There are two types of divorce in Maryland: absolute divorce and limited divorce. An absolute divorce finally ends the marriage, ends all property claims and permits remarriage. A limited divorce does not end the marriage and does not allow remarriage. But it offers support and legalizes the separation.
A limited divorce is Maryland’s form of legal separation. If you are applying for an absolute divorce, you must have reasons or a basis on which the judge can grant it, and our Maryland Absolute Divorce Lawyers can provide you with more information.
There are seven (7) reasons in Maryland: One (1) year separation; Desertion; Conviction of a crime or detention offense; Madness; Adultery; Cruelty; Excessively malicious behavior. The most common basis for divorce in Maryland is a year-long separation.
This is the only reason for divorce in Maryland. For this reason to apply, you must provide the judge with evidence that you and your spouse have lived separately and without cohabitation for at least one year before you apply for a divorce. In general, the term “living separately and separated” was interpreted very strictly by the Maryland Courts.
Even if the parties lived in separate bedrooms in the same house, the courts still interpreted it as not living separate and separate. In addition, it should be noted that after the separation, if the parties spend even one night together under one roof, the clock starts again. Desertion is the unjustified separation of one spouse from another with the intention of ending the marriage. Desertion can be factual or constructive.
Actual desertion is when a spouse physically moves out of the home or physically leaves the marriage. Constructive desertion occurs when the actions and behaviour of a spouse make it impossible to continue the marriage, and therefore the party who leaves the marriage is entitled to leave the marriage.
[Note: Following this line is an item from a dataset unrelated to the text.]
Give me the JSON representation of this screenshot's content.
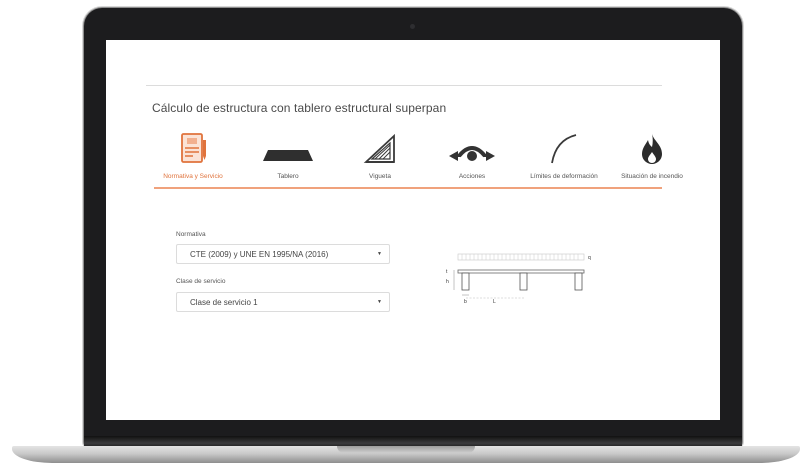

The deserter is the one whose actions have made it impossible to continue the marriage, not the one who leaves. Because of the desertion, you and your spouse must be separated for a year before you can file for a divorce. In order to prove madness as the reason for the absolute divorce, the party must demonstrate that their spouse had been detained in a psychiatric institution or hospital for at least three (3) years prior to filing for divorce, and the judge must hear at least two testimonies (2) Doctors who are competent in psychiatry that the madness is incurable and there is no hope of recovery. In order to get a divorce because your spouse has been convicted of a crime or offense, the party must demonstrate that her spouse has been convicted of a crime or offense in any state and has been sentenced to at least three (3) years in prison; and has at least This sentence was served twelve (12) months before the divorce was filed. With the other three (3) reasons for absolute divorce, adultery, cruelty-free treatment, and excessive malice, the parties do not have to be separated for one (1) year before filing for divorce. If you can show that your spouse commits adultery, the court will rule on the absolute divorce regardless of how long you and your spouse have lived separately and separately.
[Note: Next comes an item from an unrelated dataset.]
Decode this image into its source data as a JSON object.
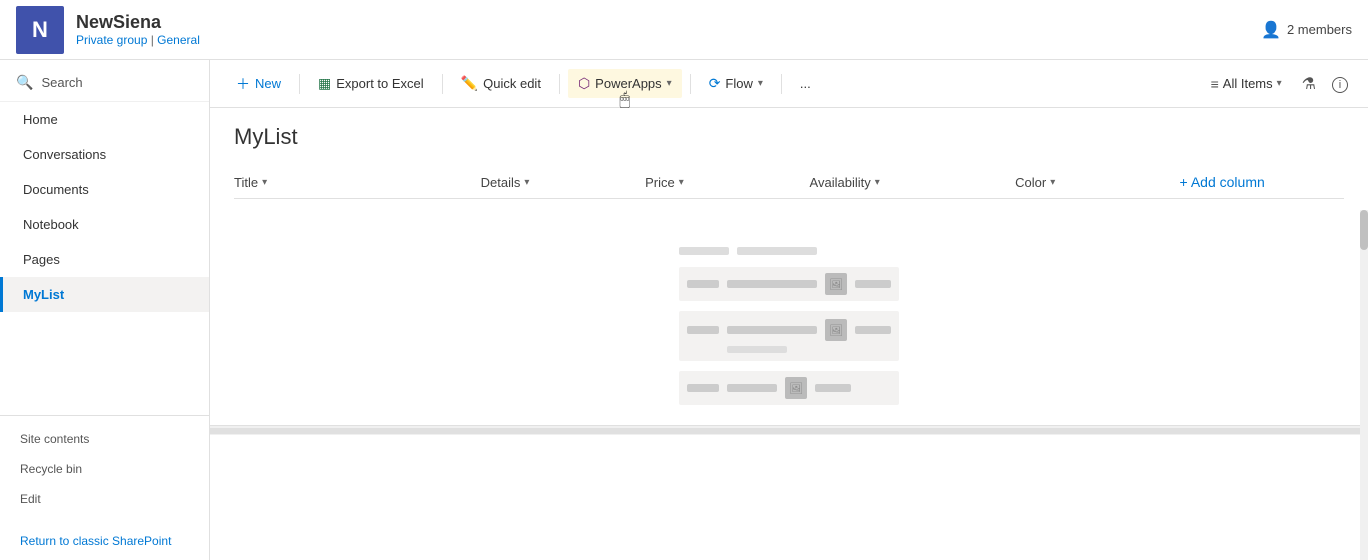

To prove adultery, you have to show two things: 1) your spouse has had the opportunity to cheat and 2) the propensity or propensity to defraud. The other two grounds for divorce, according to which you and your spouse do not have to be separated one year before the filing, are cruelty to treatment and excessively malicious behaviour. These two reasons go together. They allow a person to apply for divorce if they have suffered physical or mental damage from their spouse and there is no reasonable expectation of reconciliation. To prove these two (2) reasons, you must demonstrate to the judge that the cruel treatment and / or malicious behavior of your spouse is endangering your life and health or the life and health of a minor child. One final thing to consider before filing for an absolute divorce in Maryland is the residence requirement. Before filing for divorce, one of the parties must have lived in the state of Maryland for at least one (1) year. The exception to this rule is when divorce reasons occurred in Maryland. This means that if the reason for the divorce is in Maryland, you need not have lived in Maryland for a year before filing. Our absolute divorce lawyer in Maryland knows that this is a very stressful time for you and your family. Regardless of your special circumstances, our team will help you navigate through the legal system and make this time as stress-free as possible.